Das eigentliche Interesse des Bandes liegt aber in der Aufarbeitung des Verhältnisses zwischen Stift und Stadt. In der Stiftsforschung bildet das im Buchtitel angesprochene "Stadtstift" eine Besonderheit der schweizerischen Stiftslandschaft. Es handelt sich dabei um ein Kollegiatstift, das von der Stadt gegründet worden ist und/oder in welchem dem Stadtrat statutarisch weitgehende Rechte und Einflussnahmen auf das Stiftsleben zugestanden werden. Warum es gerade und nur in der Eidgenossenschaft zu diesem Stiftstyp gekommen ist, ist schon verschiedentlich reflektiert worden [1], wobei man bei St. Ursus es nicht so klar sah. Jetzt ist offensichtlich, dass diese Entwicklung auf die Situation im 13. Jahrhundert zurückzuführen ist, wo die Kommune reichsfreier Bürger sich des Herrschaftsanspruchs - Zoll- und Münzrecht, Niedergerichtsbarkeit und Recht auf Ernennung des Schultheissen (1251) - des königlichen Stifts erwehren musste: Der Anspruch auf Ernennungsrecht des Schultheissen wurde abgewehrt. Umgekehrt ging um die Mitte des 14. Jahrhunderts die Kastvogtei über das Stift an den städtischen Rat. Die stiftische Niedergerichtsbarkeit in der Stadt wurde bis zu Beginn des 15. Jahrhunderts eliminiert, die stiftischen Twingherrschaften auf dem Land nach zahlreichen Eingriffen des Stadtrats schliesslich 1501 dem Stift abgekauft. Darüber hinaus hat die Stadt mit Hartnäckigkeit und einigem Finanzaufwand Einfluss auf die Besetzung der Kanonikate zu erringen versucht und nach über vierzig Jahren 1512 dieses Recht während der päpstlichen Monate erhalten. 1520 wurde Solothurn auch das "ius patronatus et praesentandi personam idoneam" über die Propstei verliehen. Das über die Abwehr stiftischer Herrschaftsansprüche hinausgehende Interesse der Stadt lag, neben dem sakralen Potential, in der Verfügung über gebildetes Personal im Dienste der Stadt und in der Tatsache, dass das Stift durch die Rezeption des Notariatswesens zur eigentlichen Beglaubigungsinstanz der Stadt wurde.

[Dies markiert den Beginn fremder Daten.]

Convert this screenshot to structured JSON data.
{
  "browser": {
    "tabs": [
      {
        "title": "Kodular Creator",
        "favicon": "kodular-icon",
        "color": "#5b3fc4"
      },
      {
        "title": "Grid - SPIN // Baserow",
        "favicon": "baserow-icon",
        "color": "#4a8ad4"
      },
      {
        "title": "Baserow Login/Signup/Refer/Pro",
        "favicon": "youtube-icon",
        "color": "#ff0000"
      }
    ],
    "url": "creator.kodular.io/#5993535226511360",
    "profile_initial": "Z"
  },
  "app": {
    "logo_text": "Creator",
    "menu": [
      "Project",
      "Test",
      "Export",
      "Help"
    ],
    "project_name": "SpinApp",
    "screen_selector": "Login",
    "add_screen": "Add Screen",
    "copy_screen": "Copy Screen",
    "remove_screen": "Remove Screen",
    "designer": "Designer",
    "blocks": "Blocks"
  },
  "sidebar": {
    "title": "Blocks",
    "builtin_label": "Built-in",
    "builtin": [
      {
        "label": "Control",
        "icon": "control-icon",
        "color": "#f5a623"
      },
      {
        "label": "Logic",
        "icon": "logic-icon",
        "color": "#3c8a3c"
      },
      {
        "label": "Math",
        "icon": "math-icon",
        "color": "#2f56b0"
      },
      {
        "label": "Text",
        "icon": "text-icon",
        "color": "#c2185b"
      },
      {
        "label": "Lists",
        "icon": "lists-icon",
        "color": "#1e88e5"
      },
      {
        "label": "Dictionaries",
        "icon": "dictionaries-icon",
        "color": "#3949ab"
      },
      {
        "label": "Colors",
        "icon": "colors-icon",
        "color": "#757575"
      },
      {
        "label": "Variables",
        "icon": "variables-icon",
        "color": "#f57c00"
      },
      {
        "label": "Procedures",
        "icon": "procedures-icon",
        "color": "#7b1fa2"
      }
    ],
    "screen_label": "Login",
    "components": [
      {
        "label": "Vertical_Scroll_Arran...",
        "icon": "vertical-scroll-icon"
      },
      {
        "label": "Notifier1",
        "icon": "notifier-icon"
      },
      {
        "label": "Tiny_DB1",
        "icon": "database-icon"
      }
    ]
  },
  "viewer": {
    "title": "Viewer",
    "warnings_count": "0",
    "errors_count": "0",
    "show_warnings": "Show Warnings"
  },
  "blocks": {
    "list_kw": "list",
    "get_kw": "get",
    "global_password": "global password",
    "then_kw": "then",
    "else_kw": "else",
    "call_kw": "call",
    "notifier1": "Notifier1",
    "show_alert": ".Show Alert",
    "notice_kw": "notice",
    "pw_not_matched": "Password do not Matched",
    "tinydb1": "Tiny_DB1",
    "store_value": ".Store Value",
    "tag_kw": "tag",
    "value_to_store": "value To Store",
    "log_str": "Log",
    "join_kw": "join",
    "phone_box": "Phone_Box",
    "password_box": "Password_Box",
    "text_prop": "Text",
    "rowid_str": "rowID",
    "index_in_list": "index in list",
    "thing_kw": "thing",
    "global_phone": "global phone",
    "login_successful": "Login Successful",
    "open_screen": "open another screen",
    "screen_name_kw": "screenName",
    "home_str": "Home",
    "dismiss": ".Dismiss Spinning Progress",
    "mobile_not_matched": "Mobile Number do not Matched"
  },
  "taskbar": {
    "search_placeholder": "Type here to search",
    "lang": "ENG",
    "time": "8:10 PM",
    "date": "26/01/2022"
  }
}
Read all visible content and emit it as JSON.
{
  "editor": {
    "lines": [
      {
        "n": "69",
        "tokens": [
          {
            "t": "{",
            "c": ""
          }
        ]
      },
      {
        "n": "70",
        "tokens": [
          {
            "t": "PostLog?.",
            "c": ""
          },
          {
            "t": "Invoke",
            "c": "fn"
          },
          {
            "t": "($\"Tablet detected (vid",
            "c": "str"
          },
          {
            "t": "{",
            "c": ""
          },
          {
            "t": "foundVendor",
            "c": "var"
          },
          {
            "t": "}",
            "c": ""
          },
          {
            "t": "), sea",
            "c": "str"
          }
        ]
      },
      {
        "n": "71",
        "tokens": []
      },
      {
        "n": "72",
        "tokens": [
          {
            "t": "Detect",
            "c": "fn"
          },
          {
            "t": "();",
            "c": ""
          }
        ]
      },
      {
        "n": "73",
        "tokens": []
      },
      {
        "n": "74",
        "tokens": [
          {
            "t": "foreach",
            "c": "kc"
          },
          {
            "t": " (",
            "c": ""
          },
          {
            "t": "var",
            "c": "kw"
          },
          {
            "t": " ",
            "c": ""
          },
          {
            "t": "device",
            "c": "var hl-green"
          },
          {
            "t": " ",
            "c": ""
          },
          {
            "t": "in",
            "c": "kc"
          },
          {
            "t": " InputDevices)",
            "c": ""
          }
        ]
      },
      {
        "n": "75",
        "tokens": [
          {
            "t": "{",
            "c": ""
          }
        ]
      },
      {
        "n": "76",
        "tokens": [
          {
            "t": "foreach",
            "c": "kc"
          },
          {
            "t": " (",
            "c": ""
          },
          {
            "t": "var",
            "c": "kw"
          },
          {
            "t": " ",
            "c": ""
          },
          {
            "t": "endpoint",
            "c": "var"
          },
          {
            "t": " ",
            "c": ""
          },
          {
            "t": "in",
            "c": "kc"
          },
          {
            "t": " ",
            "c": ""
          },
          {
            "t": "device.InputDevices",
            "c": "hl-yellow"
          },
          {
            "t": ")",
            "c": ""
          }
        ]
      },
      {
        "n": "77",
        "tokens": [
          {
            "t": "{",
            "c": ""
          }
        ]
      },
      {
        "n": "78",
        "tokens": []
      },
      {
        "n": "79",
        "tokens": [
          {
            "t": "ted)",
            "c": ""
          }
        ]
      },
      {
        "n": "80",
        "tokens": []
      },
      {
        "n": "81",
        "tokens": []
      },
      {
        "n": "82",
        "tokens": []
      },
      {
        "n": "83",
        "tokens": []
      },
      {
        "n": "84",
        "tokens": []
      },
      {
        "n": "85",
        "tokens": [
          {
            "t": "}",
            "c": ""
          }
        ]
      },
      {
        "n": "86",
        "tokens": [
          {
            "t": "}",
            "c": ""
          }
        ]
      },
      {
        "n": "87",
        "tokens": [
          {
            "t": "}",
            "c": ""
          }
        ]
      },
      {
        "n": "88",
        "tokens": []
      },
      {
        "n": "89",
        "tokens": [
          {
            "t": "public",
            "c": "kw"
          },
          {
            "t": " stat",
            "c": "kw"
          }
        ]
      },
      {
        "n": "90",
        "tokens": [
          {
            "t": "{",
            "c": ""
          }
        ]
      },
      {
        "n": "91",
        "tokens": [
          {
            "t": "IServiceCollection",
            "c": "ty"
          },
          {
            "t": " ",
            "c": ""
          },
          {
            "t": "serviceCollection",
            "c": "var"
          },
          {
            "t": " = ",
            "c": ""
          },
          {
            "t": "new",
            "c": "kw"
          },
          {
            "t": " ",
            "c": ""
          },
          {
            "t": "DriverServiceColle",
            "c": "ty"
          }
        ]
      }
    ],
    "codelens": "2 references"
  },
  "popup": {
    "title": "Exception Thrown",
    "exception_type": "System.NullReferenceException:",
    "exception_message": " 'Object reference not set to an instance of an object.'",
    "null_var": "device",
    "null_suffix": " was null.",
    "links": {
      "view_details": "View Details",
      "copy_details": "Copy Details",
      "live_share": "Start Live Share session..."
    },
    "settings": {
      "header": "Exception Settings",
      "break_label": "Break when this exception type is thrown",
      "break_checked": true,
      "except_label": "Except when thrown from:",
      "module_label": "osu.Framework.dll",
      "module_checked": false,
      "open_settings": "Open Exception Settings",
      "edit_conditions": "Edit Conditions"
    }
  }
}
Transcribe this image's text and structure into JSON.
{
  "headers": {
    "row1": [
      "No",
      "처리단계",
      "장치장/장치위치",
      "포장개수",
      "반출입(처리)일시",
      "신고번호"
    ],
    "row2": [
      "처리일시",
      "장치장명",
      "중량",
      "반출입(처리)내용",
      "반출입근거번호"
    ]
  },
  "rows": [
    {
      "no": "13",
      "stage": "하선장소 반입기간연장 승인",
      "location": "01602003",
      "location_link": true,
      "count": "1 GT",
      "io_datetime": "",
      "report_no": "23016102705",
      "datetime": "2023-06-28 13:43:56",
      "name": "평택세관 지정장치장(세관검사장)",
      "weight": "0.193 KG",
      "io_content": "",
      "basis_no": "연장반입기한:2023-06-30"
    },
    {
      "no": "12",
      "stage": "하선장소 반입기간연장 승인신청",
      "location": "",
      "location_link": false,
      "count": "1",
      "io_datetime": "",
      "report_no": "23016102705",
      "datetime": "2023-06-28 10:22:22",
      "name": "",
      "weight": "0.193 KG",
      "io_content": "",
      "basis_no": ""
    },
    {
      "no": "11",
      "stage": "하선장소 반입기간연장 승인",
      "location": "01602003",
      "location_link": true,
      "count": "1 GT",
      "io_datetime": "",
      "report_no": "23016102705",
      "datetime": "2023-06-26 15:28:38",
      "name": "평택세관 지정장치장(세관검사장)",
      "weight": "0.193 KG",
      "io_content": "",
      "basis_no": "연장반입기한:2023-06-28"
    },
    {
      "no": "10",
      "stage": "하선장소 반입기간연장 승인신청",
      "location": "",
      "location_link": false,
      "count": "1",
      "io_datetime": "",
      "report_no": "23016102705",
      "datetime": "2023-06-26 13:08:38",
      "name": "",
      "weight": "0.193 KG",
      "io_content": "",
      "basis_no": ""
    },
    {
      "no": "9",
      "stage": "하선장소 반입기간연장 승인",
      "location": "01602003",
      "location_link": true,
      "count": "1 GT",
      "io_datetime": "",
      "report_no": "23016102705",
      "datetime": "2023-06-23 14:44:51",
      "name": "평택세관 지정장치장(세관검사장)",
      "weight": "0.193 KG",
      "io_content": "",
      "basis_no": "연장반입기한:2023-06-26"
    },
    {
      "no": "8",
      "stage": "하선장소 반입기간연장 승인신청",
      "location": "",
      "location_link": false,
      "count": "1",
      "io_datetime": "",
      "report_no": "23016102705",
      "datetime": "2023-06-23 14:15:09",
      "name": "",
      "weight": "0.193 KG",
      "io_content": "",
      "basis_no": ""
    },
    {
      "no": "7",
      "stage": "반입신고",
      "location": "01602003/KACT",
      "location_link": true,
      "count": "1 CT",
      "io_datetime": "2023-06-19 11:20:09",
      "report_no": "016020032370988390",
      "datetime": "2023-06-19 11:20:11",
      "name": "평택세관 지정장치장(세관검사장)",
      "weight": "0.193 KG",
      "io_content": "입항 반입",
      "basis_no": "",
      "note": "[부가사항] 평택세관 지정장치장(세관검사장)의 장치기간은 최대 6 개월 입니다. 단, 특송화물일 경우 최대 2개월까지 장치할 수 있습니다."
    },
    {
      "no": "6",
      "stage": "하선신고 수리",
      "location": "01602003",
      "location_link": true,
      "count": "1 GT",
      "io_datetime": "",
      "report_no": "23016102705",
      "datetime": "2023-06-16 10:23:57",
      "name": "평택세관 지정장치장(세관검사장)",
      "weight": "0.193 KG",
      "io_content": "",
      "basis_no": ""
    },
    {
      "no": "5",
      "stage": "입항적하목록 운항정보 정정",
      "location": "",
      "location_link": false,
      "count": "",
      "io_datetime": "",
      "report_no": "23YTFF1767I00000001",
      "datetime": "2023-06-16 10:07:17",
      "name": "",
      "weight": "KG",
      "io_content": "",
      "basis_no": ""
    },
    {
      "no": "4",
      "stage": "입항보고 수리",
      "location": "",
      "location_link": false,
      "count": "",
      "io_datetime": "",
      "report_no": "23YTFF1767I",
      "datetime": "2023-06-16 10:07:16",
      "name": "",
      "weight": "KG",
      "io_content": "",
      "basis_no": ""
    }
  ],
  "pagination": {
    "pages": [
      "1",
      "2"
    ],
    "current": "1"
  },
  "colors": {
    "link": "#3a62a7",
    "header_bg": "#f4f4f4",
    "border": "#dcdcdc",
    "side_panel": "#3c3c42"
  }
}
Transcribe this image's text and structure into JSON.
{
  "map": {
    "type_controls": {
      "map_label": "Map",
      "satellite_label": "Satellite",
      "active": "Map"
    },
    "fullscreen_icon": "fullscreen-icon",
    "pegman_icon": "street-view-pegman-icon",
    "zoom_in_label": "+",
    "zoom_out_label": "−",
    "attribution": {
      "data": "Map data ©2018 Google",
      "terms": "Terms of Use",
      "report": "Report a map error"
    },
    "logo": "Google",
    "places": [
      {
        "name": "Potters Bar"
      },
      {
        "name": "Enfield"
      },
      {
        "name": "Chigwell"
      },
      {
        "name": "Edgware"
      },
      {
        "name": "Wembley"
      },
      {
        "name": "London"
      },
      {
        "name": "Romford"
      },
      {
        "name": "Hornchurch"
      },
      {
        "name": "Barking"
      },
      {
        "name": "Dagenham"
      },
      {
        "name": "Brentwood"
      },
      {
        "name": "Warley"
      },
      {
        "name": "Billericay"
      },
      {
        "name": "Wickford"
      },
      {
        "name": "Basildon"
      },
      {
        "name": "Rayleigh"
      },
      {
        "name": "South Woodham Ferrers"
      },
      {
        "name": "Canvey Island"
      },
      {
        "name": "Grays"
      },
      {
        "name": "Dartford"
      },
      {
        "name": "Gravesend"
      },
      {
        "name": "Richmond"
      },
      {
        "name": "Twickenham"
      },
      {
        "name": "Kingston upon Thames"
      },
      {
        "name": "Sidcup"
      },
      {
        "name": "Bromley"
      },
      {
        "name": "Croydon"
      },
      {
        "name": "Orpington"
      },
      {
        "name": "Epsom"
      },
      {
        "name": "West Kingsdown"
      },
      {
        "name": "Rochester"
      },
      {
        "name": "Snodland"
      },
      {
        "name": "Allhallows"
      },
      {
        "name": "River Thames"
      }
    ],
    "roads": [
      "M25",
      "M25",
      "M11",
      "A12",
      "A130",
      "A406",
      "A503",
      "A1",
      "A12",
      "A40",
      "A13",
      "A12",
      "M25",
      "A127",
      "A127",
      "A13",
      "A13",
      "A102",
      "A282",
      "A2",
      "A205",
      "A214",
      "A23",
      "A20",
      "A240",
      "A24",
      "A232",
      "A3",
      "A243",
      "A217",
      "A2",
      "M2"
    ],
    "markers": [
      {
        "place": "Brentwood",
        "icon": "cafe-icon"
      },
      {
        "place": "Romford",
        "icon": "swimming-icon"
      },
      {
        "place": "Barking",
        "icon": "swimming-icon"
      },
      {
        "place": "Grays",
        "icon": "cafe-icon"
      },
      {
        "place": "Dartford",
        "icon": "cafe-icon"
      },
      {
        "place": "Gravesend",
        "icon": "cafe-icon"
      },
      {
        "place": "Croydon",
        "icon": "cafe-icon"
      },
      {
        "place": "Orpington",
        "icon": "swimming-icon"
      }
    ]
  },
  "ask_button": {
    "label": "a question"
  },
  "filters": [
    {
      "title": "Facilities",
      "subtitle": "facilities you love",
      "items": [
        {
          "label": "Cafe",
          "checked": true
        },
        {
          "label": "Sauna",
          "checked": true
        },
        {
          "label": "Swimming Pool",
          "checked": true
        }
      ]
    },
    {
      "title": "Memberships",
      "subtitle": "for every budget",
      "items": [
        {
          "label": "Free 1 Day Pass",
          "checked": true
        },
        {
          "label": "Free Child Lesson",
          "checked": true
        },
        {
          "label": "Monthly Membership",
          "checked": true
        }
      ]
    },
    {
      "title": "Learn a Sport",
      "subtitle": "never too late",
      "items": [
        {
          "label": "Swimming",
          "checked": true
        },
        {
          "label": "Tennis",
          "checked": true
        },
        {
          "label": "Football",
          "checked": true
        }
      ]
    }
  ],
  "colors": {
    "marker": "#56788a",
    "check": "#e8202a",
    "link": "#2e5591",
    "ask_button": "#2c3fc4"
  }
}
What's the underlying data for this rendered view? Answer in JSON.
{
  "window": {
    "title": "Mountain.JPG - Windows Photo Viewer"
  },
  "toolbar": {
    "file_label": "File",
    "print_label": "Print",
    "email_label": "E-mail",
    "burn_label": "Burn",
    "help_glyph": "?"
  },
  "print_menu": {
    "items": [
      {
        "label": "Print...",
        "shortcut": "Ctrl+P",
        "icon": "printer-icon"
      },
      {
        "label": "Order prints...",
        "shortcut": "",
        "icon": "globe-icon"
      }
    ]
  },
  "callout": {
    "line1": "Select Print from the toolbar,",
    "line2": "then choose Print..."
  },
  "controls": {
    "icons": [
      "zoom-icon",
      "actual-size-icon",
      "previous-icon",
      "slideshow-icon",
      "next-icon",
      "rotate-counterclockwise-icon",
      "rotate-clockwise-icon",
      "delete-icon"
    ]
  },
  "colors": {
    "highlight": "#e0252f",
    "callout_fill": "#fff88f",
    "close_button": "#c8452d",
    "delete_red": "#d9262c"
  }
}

Damit ist in der hier behandelten Zeitspanne der Ansatz der Entwicklung, die schließlich bis ins 17. Jahrhundert zu einem eigentlichen "Stadtstift" führen sollte, aufgezeigt. Dannzumal wird der Rat offenbar noch viel tiefer ins innere Stiftsleben eingreifen und etwa 1627 vom Kapitel beschlossene Statuten ohne weiteres annullieren können (168). Und es ist bekannt, dass der Propst im 17. Jahrhundert gewisse diözesane Kompetenzen für das solothurnische Gebiet innerhalb des Bistums Lausanne übernahm, was in dieser Perspektive auf eine Territorialisierung gewisser Aspekte des bischöflichen Regiments durch die Stadt hinausläuft, ähnlich wie es im vorreformatorischen Bern mit dem Propst des Vinzenzenstifts erreicht worden war. Zu Beginn des 16. Jahrhunderts ist es aber offenbar noch nicht so weit. Schade, dass zumindest diese Entwicklung, die ja in der Einleitung zur "zentralen und übergreifenden Fragestellung" und zur "Schwerpunktsetzung" (15) der Arbeit deklariert wird, nicht mit der diese Arbeit auszeichnenden Gründlichkeit bis zu ihrem Abschluss nachgezeichnet worden ist. Das Desiderat soll aber nicht der Tatsache Abbruch tun, dass diese über weite Strecken personen-, sozial- und bildungsgeschichtliche Untersuchung des Solothurner Stiftsklerus für die Zeit bis 1527 eine empfindliche Lücke in der schweizerischen Stiftsforschung geschlossen hat.
Anmerkung:
[1] Zuletzt: Jean Steinauer / Hubertus von Gemmingen (Hgg.): 1512-2012. Das Kapitel St. Nikolaus in Freiburg, Freiburg 2010, 25-70 (Beiträge von Guy P. Marchal und Kathrin Utz Tremp).